The nuts themselves offer two flavors, an unusual (for Asian cooking) buttery taste, and also a decided sweetness that comes from the sugar or honey with which these nuts were roasted. The menu indicates a spicy sauce, but the effect is faint and no more, and even the timid should find much to like in this entree.

Plum Tree beef, named for one of the better Chinese establishments in Los Angeles’ Chinatown, is rarely encountered locally but is always welcome; this consists of strips of steak, lightly coated and fried and then sauteed in a pleasantly bitter-hot-sweet sauce. Once again, a good range of flavors and textures are present.

Also among house specials, the hon hon shrimp presents batter-fried critters in a sweet, pungent sauce, while several others could be regarded as combination plates, including the kung pao four flavor (chicken, beef, shrimp and scallops) and the sesame triple delight, which stirs fried, sesame-seasoned shrimp, beef and chicken in a mildly hot sauce sweetened with honey.
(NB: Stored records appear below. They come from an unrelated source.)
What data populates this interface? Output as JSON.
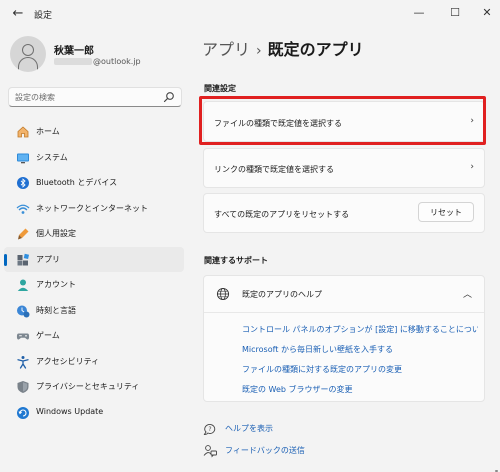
{
  "window": {
    "title": "設定",
    "back_glyph": "←",
    "minimize_glyph": "—",
    "maximize_glyph": "☐",
    "close_glyph": "✕"
  },
  "profile": {
    "name": "秋葉一郎",
    "email_domain": "@outlook.jp"
  },
  "search": {
    "placeholder": "設定の検索"
  },
  "sidebar": {
    "items": [
      {
        "label": "ホーム",
        "icon": "home-icon"
      },
      {
        "label": "システム",
        "icon": "system-icon"
      },
      {
        "label": "Bluetooth とデバイス",
        "icon": "bluetooth-icon"
      },
      {
        "label": "ネットワークとインターネット",
        "icon": "network-icon"
      },
      {
        "label": "個人用設定",
        "icon": "personalization-icon"
      },
      {
        "label": "アプリ",
        "icon": "apps-icon",
        "active": true
      },
      {
        "label": "アカウント",
        "icon": "account-icon"
      },
      {
        "label": "時刻と言語",
        "icon": "time-language-icon"
      },
      {
        "label": "ゲーム",
        "icon": "gaming-icon"
      },
      {
        "label": "アクセシビリティ",
        "icon": "accessibility-icon"
      },
      {
        "label": "プライバシーとセキュリティ",
        "icon": "privacy-icon"
      },
      {
        "label": "Windows Update",
        "icon": "windows-update-icon"
      }
    ]
  },
  "breadcrumb": {
    "parent": "アプリ",
    "separator": "›",
    "current": "既定のアプリ"
  },
  "related_settings": {
    "heading": "関連設定",
    "file_type": "ファイルの種類で既定値を選択する",
    "link_type": "リンクの種類で既定値を選択する",
    "reset_all": "すべての既定のアプリをリセットする",
    "reset_button": "リセット"
  },
  "related_support": {
    "heading": "関連するサポート",
    "help_title": "既定のアプリのヘルプ",
    "links": [
      "コントロール パネルのオプションが [設定] に移動することについて",
      "Microsoft から毎日新しい壁紙を入手する",
      "ファイルの種類に対する既定のアプリの変更",
      "既定の Web ブラウザーの変更"
    ]
  },
  "footer": {
    "get_help": "ヘルプを表示",
    "feedback": "フィードバックの送信"
  },
  "colors": {
    "accent": "#0067c0",
    "highlight_box": "#e02020",
    "link": "#1a5fb4"
  }
}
Among well-made entrees chosen from a largely familiar list would be the shrimp in garlic sauce, delicately cooked, somewhat hot (this dish does include ginger) and quite notable for the tenderness of the shrimp, and the assortment of savory Chinese mushrooms in oyster sauce, served on a plate edged in crisp-tender broccoli florets. The selections of soft fried noodle and fried-rice dishes are adequate.

Peking Panda

1260-A Auto Parkway, in the Escondido Promenade Center

Calls: 489-8191.

Hours: Lunch and dinner daily.

Cost: Entrees cost $4.25 to $12.95; dinner for two, including a glass of wine each, tax and tip, about $20 to $40.